Thanks For the Use Of the Hall

It’s rare that anything or anyone from government completes something earlier than scheduled.

A glaring exception to that maxim occurred during the annual FEI Current Issues in Financial Reporting Conference, when SEC Chairman Christopher Cox addressed attendees in a pithy, 25-minute address that was originally scheduled for nearly an hour. An underlying current of “I can’t get out of here fast enough” bore all the earmarks of someone who’s cleaning out his desk and removing plants from the windowsill.

It’s hardly a secret that with the incoming Obama administration, Cox will be seeking employment elsewhere, a transition that may have occurred far sooner under a McCain presidency since the Arizona senator had repeatedly called for Cox to be shown the door.

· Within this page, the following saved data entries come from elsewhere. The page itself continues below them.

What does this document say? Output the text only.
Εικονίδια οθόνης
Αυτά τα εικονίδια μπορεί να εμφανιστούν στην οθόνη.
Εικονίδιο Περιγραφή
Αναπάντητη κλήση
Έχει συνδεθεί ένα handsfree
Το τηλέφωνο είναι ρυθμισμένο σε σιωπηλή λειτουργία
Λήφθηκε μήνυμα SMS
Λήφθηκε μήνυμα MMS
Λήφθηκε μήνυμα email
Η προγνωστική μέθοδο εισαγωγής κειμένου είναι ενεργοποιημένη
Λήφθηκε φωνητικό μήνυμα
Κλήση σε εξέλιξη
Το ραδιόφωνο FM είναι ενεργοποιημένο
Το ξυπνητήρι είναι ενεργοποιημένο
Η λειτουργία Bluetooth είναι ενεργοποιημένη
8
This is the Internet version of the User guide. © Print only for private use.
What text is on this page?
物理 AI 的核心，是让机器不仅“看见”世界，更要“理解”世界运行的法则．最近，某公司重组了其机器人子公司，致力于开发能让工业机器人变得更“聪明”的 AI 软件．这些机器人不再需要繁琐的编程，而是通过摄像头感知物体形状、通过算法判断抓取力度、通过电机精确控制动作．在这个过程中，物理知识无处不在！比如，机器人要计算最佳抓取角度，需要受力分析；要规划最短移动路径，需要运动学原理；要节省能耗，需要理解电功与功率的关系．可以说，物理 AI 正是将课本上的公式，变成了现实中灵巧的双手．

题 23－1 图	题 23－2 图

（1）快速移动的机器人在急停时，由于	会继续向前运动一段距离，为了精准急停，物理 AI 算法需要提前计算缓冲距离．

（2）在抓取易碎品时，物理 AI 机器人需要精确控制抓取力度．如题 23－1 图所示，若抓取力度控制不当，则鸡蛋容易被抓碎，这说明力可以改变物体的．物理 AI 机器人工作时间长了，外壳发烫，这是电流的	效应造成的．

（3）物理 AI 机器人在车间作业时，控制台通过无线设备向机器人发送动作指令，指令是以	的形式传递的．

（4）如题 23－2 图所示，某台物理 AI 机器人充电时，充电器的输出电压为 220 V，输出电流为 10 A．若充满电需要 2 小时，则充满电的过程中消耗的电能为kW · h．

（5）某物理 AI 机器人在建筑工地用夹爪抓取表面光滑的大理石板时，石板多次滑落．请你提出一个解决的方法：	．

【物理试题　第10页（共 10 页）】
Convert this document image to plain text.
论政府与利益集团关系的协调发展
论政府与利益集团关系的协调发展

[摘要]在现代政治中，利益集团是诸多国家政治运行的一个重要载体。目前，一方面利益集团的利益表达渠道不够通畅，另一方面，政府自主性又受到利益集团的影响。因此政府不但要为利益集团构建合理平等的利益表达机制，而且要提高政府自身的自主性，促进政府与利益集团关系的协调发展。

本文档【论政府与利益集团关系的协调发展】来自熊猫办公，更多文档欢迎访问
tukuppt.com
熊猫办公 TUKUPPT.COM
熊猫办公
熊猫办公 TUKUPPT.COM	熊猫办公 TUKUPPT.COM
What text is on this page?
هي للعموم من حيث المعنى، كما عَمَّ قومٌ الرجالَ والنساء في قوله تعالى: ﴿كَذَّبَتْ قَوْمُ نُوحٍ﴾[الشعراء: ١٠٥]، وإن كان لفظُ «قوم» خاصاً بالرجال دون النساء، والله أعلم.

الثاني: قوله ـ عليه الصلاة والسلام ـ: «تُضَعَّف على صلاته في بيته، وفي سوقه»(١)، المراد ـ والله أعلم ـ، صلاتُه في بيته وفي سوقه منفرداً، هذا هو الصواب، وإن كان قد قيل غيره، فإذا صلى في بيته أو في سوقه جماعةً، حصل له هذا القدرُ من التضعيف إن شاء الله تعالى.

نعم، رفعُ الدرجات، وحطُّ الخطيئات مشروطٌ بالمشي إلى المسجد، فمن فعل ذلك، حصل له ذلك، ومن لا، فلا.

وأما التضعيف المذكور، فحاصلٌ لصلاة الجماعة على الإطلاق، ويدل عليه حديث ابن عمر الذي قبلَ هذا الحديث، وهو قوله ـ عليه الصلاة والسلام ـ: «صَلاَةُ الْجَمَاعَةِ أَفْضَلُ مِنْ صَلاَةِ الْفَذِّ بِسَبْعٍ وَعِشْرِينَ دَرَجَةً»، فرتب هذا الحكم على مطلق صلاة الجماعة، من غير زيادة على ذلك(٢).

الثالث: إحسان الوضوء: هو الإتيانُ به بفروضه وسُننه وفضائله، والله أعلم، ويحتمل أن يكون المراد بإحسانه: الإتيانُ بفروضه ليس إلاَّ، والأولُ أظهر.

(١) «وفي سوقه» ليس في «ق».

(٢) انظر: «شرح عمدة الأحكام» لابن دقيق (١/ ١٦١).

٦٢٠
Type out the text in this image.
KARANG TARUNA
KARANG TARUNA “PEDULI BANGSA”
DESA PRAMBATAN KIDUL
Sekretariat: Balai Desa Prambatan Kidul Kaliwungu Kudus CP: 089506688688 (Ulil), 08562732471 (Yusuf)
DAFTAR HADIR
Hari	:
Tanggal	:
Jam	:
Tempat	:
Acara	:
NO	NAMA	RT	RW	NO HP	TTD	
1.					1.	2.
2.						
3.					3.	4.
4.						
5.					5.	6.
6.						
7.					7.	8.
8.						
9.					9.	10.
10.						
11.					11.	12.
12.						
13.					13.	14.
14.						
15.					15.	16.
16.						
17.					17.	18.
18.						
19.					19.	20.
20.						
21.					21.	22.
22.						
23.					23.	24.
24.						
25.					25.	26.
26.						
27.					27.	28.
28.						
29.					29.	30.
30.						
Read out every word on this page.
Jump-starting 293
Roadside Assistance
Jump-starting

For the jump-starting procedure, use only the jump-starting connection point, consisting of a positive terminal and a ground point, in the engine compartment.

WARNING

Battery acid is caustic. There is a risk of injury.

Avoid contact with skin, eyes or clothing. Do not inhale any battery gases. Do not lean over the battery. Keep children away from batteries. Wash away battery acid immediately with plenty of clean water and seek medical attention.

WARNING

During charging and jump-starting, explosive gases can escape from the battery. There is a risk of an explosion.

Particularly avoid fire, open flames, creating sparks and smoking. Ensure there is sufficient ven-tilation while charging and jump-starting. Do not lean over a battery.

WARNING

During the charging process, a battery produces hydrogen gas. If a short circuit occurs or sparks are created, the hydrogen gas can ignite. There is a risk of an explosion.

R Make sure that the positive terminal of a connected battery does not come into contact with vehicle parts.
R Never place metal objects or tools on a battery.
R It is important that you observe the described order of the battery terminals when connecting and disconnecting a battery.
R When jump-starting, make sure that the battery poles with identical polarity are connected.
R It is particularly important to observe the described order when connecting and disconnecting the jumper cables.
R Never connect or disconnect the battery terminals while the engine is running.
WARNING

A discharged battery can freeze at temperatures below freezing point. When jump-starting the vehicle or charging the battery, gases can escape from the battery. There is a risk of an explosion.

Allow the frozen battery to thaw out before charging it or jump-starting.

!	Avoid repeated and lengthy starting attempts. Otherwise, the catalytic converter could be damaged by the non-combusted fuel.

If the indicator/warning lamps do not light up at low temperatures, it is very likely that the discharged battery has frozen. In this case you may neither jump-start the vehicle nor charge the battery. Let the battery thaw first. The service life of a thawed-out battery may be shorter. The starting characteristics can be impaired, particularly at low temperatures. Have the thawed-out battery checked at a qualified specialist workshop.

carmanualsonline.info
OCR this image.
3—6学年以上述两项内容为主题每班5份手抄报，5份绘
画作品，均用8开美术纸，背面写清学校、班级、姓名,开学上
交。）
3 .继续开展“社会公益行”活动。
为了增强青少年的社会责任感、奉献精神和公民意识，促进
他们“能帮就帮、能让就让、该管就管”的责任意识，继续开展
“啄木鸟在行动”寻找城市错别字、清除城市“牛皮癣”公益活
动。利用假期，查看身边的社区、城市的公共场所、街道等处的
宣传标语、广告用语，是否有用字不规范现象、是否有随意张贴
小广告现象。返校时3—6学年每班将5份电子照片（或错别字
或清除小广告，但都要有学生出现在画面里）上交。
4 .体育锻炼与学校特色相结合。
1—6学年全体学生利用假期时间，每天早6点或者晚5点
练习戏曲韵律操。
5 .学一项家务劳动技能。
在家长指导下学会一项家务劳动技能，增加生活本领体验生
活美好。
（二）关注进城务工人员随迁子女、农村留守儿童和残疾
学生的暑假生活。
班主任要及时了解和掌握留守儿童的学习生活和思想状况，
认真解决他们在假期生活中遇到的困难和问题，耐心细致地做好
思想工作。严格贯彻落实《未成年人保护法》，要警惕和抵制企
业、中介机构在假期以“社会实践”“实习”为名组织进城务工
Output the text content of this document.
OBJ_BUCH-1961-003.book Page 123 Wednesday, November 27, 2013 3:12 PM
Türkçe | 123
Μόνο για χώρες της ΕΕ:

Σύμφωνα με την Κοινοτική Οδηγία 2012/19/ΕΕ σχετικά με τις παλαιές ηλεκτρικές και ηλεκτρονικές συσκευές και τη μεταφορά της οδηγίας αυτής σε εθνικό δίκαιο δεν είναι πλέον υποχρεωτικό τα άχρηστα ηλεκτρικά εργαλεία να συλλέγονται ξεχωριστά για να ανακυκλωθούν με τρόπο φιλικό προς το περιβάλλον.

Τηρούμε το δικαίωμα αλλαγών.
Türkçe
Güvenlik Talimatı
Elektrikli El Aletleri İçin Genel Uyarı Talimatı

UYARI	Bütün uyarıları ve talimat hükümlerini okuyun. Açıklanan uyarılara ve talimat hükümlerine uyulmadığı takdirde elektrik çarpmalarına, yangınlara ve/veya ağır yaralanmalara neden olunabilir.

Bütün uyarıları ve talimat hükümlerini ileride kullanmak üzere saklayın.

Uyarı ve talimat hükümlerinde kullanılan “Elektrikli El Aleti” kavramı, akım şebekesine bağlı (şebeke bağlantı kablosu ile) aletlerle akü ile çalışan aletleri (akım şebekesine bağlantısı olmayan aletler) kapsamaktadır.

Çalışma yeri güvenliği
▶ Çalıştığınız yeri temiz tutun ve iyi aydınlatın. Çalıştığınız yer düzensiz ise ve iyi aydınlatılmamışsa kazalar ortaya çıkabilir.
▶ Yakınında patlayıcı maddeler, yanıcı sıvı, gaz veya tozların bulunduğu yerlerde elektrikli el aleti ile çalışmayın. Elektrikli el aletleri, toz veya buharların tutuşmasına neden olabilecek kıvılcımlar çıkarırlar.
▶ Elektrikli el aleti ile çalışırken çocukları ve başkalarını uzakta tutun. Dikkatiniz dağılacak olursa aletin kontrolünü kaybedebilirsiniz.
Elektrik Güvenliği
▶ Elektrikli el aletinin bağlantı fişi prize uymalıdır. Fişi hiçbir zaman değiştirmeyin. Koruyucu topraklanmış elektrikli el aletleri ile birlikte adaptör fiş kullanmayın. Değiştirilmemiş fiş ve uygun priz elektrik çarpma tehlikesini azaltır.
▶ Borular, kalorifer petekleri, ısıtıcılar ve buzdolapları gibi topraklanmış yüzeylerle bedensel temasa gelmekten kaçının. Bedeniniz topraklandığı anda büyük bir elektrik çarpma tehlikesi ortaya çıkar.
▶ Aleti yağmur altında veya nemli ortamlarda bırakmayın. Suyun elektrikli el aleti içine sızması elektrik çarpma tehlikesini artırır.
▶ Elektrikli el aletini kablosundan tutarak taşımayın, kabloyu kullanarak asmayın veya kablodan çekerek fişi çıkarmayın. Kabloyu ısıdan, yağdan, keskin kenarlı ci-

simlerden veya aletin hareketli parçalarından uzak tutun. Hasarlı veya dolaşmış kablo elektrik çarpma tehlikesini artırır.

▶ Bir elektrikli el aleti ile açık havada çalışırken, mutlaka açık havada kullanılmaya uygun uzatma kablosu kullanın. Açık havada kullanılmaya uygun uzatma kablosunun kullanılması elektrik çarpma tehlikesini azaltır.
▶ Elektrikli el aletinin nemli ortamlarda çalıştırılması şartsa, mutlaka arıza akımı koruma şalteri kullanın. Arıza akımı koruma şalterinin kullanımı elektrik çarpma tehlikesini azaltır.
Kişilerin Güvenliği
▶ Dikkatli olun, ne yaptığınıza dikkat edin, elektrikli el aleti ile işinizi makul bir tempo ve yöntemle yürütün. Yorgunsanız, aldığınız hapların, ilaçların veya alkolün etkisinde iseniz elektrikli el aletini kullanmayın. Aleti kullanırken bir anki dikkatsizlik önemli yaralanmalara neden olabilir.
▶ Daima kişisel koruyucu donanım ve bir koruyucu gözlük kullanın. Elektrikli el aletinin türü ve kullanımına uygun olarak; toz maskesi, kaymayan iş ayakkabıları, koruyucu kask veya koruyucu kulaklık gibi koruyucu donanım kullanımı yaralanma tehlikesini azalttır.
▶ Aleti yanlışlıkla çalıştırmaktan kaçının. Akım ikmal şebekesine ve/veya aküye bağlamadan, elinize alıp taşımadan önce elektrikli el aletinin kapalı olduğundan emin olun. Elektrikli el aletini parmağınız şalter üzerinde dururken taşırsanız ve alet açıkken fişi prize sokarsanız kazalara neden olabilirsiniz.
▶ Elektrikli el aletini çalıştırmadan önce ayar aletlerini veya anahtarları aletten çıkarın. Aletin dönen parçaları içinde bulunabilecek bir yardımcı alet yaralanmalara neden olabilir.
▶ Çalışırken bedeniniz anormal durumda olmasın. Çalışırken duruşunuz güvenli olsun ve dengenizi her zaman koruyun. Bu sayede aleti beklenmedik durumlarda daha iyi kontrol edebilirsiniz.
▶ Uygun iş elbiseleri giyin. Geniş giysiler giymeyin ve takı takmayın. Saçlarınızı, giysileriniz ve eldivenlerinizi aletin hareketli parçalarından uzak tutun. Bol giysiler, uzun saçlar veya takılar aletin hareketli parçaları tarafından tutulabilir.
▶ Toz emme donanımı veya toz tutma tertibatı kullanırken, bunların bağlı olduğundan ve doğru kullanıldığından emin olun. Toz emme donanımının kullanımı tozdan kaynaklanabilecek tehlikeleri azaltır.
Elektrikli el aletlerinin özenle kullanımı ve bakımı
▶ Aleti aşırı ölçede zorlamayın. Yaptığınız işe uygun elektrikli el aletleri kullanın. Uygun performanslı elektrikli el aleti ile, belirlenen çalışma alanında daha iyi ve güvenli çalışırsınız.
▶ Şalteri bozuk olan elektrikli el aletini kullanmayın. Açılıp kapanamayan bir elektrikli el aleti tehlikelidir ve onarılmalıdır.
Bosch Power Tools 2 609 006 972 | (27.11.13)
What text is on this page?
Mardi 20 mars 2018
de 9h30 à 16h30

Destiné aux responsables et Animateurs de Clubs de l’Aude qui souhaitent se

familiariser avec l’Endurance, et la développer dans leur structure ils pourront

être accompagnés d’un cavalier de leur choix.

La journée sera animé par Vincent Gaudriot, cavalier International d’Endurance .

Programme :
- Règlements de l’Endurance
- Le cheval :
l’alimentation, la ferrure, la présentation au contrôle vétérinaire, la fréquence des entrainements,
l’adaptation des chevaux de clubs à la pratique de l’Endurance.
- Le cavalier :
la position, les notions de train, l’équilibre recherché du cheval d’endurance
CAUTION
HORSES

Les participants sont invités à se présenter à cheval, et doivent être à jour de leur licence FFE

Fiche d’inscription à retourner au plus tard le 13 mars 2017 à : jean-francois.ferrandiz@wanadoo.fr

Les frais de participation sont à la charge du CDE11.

I’m not going to dissect the merits and/or demerits of Cox’s three-and-one-half years at the helm of the regulator. He’s taken his lumps from critics, some deserving, some not.

But he did use his abbreviated keynote to sort of quasi-defend his record and in the process perhaps deflect some of the blame.

He correctly pointed out that the financial contagion affecting U.S. markets was hardly exclusive to domestic shores and that the mortgage meltdown that helped reduce some home prices to the discount bin at Wal-Mart was prevalent in countries such as Spain, England and Germany.

He obviously highlighted the current SEC directives such as the much-discussed transition to International Financial Reporting Standards and the regulator’s proactive push toward adoption of Extensible Business Reporting Language, or XBRL.

Although he advocates cooperation among international securities regulators, he spotlighted the fact that securities regulations, unlike accounting standards could not, and should not, be converged, nor should there be a single global securities regulator.

Absent of course was a defense of the accusations that his administration was far too accommodating to the caprices of Wall Street and, by that inference, contributed more than a little to the current malaise.

In 2009, there will be a new face at the SEC helm, and the report card on the Cox administration will no doubt be debated and judged in posterity.

And I’m sure it will take longer than 25 minutes.